Even though there are signs that the housing market is recovering, it’s still limping along. The Wall Street Journal reports that economist Lawrence Summers puts a large portion of the blame for a sluggish housing recovery — and a slow recovery for the economy in general — on student debt that amounts to more than $1 trillion.
Student Debt is a Macroeconomic Issue
According to Summers, student debt has become an influential macroeconomic issue. The Wall Street Journal reports that he said that student loans have moved from a smaller educational finance issue to having a big impact on the economy. After all, there is more than $1 trillion in outstanding student loans right now.
Many politicians and policymakers are wringing their hands right now. Many agree that economic recovery would be faster if it weren’t for the student loans. There are a number of young graduates reluctant to take on mortgage debt and other costs when they have tens of thousands of dollars in student loan debt hanging over their heads.

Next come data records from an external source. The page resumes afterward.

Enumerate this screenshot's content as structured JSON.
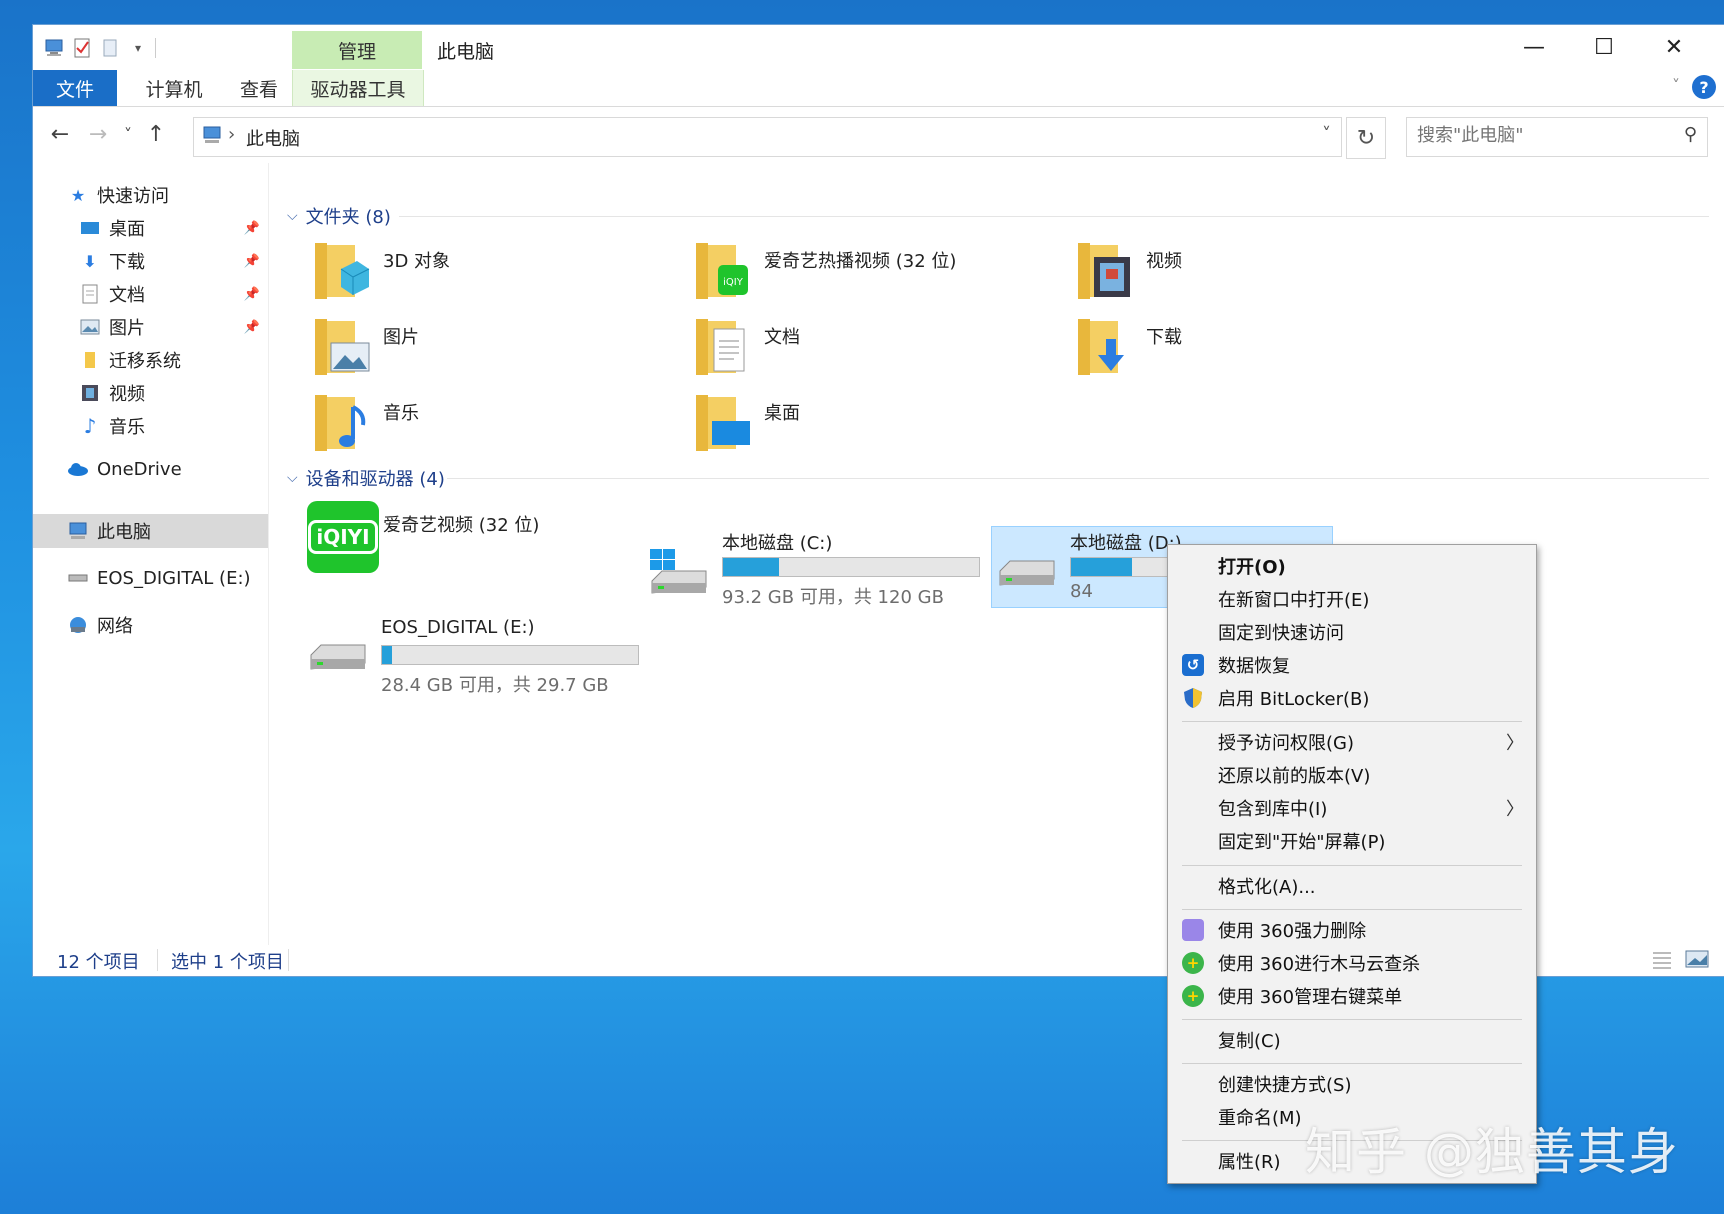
{
  "window": {
    "title": "此电脑",
    "context_tab_top": "管理",
    "minimize": "—",
    "maximize": "☐",
    "close": "✕"
  },
  "ribbon": {
    "tabs": [
      "文件",
      "计算机",
      "查看",
      "驱动器工具"
    ],
    "help": "?"
  },
  "nav": {
    "back": "←",
    "forward": "→",
    "recent": "˅",
    "up": "↑",
    "address_separator": "›",
    "address": "此电脑",
    "dropdown": "˅",
    "refresh": "↻",
    "search_placeholder": "搜索\"此电脑\"",
    "search_icon": "⚲"
  },
  "sidebar": {
    "quick_access": "快速访问",
    "pinned": [
      {
        "label": "桌面",
        "icon": "desktop-icon"
      },
      {
        "label": "下载",
        "icon": "download-icon"
      },
      {
        "label": "文档",
        "icon": "documents-icon"
      },
      {
        "label": "图片",
        "icon": "pictures-icon"
      }
    ],
    "unpinned": [
      {
        "label": "迁移系统",
        "icon": "folder-icon"
      },
      {
        "label": "视频",
        "icon": "video-icon"
      },
      {
        "label": "音乐",
        "icon": "music-icon"
      }
    ],
    "onedrive": "OneDrive",
    "this_pc": "此电脑",
    "eos": "EOS_DIGITAL (E:)",
    "network": "网络"
  },
  "folders": {
    "header": "文件夹 (8)",
    "items": [
      "3D 对象",
      "爱奇艺热播视频 (32 位)",
      "视频",
      "图片",
      "文档",
      "下载",
      "音乐",
      "桌面"
    ]
  },
  "devices": {
    "header": "设备和驱动器 (4)",
    "iqiyi_app": "爱奇艺视频 (32 位)",
    "iqiyi_logo": "iQIYI",
    "drives": [
      {
        "label": "本地磁盘 (C:)",
        "free_text": "93.2 GB 可用，共 120 GB",
        "used_fraction": 0.22
      },
      {
        "label": "本地磁盘 (D:)",
        "free_text": "84",
        "used_fraction": 0.24
      },
      {
        "label": "EOS_DIGITAL (E:)",
        "free_text": "28.4 GB 可用，共 29.7 GB",
        "used_fraction": 0.04
      }
    ]
  },
  "status": {
    "items": "12 个项目",
    "selected": "选中 1 个项目"
  },
  "context_menu": {
    "items": [
      {
        "label": "打开(O)",
        "bold": true
      },
      {
        "label": "在新窗口中打开(E)"
      },
      {
        "label": "固定到快速访问"
      },
      {
        "label": "数据恢复",
        "icon": "data-recovery-icon"
      },
      {
        "label": "启用 BitLocker(B)",
        "icon": "shield-icon"
      },
      {
        "label": "授予访问权限(G)",
        "submenu": true
      },
      {
        "label": "还原以前的版本(V)"
      },
      {
        "label": "包含到库中(I)",
        "submenu": true
      },
      {
        "label": "固定到\"开始\"屏幕(P)"
      },
      {
        "label": "格式化(A)..."
      },
      {
        "label": "使用 360强力删除",
        "icon": "360-delete-icon"
      },
      {
        "label": "使用 360进行木马云查杀",
        "icon": "360-scan-icon"
      },
      {
        "label": "使用 360管理右键菜单",
        "icon": "360-manage-icon"
      },
      {
        "label": "复制(C)"
      },
      {
        "label": "创建快捷方式(S)"
      },
      {
        "label": "重命名(M)"
      },
      {
        "label": "属性(R)"
      }
    ],
    "submenu_arrow": "〉"
  },
  "watermark": "知乎 @独善其身",
  "colors": {
    "accent": "#1a6ec7",
    "context_tab": "#c8ecb4",
    "drive_bar": "#26a0da",
    "selection": "#cce8ff",
    "iqiyi_green": "#1fc42c"
  }
}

Comments on the problems of student loan debt come as leaders try to figure out how to make the burden more manageable. One of the solutions offered is legislation championed by Elizabeth Warren. It’s designed to allow Americans to refinance their student loans to lower rates, making the situation easier to deal with. Summers comments, according to the Wall Street Journal are part of the effort to drum up support.
As long as young people feel like they can’t save up for a down payment, or that they have too much debt to buy, the number of first-time home purchases will remain low.